Replacement Awards Subject to Vesting Conditions
In connection with the Palamedrix Acquisition, we issued 1,209,801 shares of Common Stock and Milestone Consideration to founder employees that require continuing employment for a period of three years. Related stock-based compensation expense of $0.6 million was recorded in research and development expense in the consolidated statement of operations and comprehensive loss during the year ended December 31, 2022.
Secondary Sale Transaction
In July 2021, an employee of the Company sold shares of the Company’s common stock and vested options to acquire shares of our common stock at a sales price that was above the then-current fair value. Since the purchasing parties are holders of economic interest in the Company and acquired shares and options from a current employee at a price in excess of fair value of such shares and options, the amount paid in excess of the fair value at the time of the secondary sale was recognized as stock-based compensation expense.
Total stock-based compensation expense related to the secondary sale transaction of $6.5 million was recorded within research and development expenses in the consolidated statements of operations and comprehensive loss during the year ended December 31, 2021.
Performance Awards
In July 2021, we entered into a consulting agreement (the “Consulting Milestone Agreement”) with a vendor, Abundant Venture Innovation Accelerator (“AVIA”), to provide services related to expanding our contractual relationships with health system providers. The Consulting Milestone Agreement includes a fixed amount of compensation in our Common Stock for achievement of certain milestones related to our business. We account for these awards as stock compensation liabilities with a performance condition, which are measured at fair value on the date of the grant and recognized over the expected performance period when it is probable the milestone will be achieved.

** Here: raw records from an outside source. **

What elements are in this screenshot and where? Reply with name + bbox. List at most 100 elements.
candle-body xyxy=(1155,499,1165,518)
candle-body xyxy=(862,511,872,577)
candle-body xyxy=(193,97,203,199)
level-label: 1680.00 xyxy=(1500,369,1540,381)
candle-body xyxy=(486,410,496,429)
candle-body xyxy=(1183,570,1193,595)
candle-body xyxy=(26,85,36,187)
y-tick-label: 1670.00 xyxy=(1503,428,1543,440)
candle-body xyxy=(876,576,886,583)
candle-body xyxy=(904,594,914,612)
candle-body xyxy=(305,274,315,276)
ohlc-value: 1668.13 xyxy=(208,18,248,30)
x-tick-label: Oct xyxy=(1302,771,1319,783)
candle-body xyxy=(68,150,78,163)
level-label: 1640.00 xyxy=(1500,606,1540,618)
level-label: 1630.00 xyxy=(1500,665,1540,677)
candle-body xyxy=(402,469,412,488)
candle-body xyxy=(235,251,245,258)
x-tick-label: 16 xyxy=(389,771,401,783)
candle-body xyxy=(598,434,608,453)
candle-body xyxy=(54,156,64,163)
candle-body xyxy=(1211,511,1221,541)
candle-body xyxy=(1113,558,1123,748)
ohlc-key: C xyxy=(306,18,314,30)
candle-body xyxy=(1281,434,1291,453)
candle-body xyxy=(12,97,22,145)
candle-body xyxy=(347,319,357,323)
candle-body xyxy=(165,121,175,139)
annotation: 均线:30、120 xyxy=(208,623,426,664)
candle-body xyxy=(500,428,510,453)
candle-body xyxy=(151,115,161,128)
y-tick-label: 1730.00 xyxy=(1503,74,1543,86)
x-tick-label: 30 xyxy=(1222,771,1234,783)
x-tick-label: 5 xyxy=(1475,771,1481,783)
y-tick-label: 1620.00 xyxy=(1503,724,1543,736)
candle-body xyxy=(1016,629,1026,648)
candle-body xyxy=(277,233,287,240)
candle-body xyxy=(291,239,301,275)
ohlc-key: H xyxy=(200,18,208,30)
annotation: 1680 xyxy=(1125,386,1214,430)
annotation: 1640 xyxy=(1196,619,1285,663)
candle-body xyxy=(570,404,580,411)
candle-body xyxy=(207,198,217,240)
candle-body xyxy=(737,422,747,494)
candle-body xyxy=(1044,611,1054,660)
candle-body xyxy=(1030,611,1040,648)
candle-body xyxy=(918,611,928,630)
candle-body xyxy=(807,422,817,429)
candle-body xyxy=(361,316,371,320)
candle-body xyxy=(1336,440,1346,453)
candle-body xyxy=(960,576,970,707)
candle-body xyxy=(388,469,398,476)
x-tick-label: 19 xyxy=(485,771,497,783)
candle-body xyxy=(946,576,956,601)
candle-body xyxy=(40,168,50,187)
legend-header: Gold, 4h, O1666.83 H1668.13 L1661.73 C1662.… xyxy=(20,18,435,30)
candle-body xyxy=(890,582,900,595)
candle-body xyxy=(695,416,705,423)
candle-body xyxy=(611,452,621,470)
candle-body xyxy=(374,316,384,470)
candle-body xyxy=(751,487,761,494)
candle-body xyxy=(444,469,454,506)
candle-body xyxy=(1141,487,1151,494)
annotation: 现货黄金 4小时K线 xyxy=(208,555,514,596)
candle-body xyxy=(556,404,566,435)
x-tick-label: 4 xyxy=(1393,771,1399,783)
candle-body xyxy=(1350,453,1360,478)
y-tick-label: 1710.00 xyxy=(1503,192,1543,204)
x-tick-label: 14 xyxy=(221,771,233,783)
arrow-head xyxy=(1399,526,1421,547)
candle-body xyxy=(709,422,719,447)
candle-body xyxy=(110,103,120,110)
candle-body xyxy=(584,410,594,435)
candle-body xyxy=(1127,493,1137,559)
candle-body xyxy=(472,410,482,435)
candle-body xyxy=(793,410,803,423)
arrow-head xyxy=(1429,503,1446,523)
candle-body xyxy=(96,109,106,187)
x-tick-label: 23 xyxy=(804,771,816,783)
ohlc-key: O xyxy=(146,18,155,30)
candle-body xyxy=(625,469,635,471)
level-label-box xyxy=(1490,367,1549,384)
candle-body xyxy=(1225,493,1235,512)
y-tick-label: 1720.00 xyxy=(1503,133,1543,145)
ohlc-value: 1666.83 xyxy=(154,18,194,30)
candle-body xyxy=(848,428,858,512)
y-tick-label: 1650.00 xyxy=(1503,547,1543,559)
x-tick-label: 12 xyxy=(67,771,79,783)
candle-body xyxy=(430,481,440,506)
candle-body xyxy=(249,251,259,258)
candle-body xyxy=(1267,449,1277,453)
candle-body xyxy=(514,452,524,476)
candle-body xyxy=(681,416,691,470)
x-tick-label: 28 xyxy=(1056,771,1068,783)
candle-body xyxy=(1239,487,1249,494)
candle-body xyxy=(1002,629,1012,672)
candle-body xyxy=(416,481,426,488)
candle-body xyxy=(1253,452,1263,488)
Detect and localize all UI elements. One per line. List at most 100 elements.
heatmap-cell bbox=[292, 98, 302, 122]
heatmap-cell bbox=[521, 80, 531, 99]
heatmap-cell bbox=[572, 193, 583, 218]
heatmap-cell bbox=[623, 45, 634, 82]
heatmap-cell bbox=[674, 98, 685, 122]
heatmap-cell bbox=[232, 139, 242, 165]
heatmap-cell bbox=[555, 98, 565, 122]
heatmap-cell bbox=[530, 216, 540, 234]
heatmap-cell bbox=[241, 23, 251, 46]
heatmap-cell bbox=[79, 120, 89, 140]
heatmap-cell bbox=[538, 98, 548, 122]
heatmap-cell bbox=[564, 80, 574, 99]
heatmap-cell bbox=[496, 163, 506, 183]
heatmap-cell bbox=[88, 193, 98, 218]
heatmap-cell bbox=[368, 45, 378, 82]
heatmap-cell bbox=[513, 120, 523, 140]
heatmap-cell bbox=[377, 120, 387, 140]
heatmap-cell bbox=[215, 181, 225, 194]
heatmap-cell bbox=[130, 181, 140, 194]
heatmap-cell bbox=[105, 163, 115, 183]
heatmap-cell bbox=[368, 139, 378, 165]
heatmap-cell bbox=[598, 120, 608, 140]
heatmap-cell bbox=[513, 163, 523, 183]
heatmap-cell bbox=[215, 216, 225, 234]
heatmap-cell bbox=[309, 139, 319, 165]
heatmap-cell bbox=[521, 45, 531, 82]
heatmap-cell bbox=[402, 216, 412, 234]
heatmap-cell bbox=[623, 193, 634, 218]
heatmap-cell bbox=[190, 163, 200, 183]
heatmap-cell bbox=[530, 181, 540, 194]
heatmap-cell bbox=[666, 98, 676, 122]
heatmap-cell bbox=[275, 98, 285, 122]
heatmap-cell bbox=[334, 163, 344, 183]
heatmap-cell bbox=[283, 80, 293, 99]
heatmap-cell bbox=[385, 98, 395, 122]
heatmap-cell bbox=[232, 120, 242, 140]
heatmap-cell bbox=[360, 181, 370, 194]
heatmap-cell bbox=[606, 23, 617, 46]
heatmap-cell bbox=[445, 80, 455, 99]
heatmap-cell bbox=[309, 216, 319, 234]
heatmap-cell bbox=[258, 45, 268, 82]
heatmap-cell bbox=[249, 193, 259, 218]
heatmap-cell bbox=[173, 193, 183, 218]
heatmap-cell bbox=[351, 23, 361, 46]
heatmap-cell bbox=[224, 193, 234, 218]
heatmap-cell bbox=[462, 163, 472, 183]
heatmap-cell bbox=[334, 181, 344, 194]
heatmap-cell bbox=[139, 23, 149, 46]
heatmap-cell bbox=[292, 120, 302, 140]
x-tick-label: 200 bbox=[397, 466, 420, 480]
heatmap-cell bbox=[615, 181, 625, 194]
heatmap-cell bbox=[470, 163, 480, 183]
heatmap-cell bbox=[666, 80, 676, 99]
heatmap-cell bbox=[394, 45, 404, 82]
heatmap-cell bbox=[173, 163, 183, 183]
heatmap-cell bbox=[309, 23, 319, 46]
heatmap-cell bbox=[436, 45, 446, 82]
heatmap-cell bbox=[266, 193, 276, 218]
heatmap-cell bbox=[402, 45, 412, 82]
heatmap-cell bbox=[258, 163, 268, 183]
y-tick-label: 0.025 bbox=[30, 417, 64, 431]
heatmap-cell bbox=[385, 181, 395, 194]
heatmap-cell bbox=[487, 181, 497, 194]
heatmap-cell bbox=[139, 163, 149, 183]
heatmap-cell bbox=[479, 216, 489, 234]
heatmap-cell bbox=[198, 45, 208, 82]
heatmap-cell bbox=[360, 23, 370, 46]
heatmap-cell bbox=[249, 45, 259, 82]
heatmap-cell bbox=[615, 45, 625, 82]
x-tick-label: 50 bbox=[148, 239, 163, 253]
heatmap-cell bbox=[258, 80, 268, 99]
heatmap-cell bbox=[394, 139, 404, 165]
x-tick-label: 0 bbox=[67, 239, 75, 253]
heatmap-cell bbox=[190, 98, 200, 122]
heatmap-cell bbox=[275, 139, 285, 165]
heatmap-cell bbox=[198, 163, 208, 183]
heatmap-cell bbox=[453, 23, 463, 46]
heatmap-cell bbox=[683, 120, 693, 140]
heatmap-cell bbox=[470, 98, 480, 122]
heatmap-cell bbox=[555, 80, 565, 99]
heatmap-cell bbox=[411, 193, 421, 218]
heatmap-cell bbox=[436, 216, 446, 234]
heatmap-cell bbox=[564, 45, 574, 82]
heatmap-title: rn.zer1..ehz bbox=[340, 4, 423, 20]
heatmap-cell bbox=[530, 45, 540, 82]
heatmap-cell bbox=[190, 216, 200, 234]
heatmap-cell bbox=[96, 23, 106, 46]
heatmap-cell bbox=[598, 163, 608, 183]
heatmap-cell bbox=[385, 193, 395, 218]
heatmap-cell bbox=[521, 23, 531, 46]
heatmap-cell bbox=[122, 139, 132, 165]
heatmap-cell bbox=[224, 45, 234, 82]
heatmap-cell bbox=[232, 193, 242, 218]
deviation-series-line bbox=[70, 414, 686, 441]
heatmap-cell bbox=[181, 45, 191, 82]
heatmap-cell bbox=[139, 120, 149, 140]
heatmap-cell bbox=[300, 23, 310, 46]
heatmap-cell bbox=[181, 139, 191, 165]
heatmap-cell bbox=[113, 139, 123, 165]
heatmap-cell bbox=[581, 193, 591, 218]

In August 2021, we issued 14,727 shares of Old SomaLogic Class B common stock related to this Consulting Milestone Agreement for milestones achieved. These shares are presented in the consolidated statements of stockholders’ equity as 12,342 shares of Common Stock as a result of the reverse recapitalization. In December 2021, we issued additional 53,120 shares of Common Stock related to the Consulting Milestone Agreement. We recognized approximately $0.8 million of stock-based compensation expense during the year ended December 31, 2021. In June 2022, we amended the Consulting Milestone Agreement to redefine the milestones and payment terms. There were no issuances of or further commitment to issue Common Stock for the year ended December 31, 2022.